The Data-management Technologies group at the Institute of Data Science is concerned with the various aspects of managing large scientific datasets.
One focus area is using Semantic Technologies to improve and leverage the metadata descriptions of such datasets.
This ranges from supporting users in creating high-quality metadata with low efforts up to easing data access by leveraging semantic connections.
What is the data science project’s research question?
What are useful domain-independent criteria to characterize Semantic Web resources (ontologies, vocabularies, SPARQL endpoints, …) and how can they be applied/implemented at scale?
As a knowledge engineer you are oftentimes faced with the task to find existing resources that cover (parts of) your current domain. On the one hand, this saves time as parts can be reused and do not need to be reinvented. On the other hand, this strengthens the integration with other parts of the growing Linked Data Cloud. With the number of available datasets ever increasing, they can not afford to evaluate each resource in details anymore. Instead, they need a quick summary that lets them discard unsuitable resources rather quickly.
In this project we want to look at both concepts and implementations that characterize and summarize a given Semantic Web resource. While it is rather easy to describe a single, well-behaved resource, challenges arise from the heterogeneity of resources in the wild with all their ideas on how such resources should be built or published.
What data will be worked on? Different publicly available ontologies (will initially be provided by the supervisors, but may be extended throughout the project).
What tasks will this project involve?
Get a rough overview of the state of the art (very rough – the supervisors will provide some input for this).
Define metrics for the characterization for Semantic Web resources – from the state of the art and in discussion with the supervisors.

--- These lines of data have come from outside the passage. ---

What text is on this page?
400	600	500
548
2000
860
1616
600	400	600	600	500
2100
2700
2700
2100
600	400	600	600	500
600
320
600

Implement a selection of those metrics and test them on the provided resources; ensure scalability of the implementation.
What makes this project interesting to work on? Graphs are an increasingly important way to store highly connected data. In this project the student will get hands-on experience with graph data from different sources and how to start analyzing real world datasets without any prior knowledge about their contents.
What is the expected outcome? Contribution to software development
What infrastructure, programs and tools will be used? Can they be used remotely? The used ontologies are publicly available in general.
For developing and running the actual analysis we will provide access to our Gitlab instance as well as our server infrastructure.
With regular meetings discussing goals, progress, and other aspects of the project, remote work will be possible.
What skills are necessary for this project? Data analytics / statistics, Databases
Is the data open source? Yes
Interested candidates should be at Master level . Sirko Schindler is looking for 1 visiting scientist, working on the project together with the team.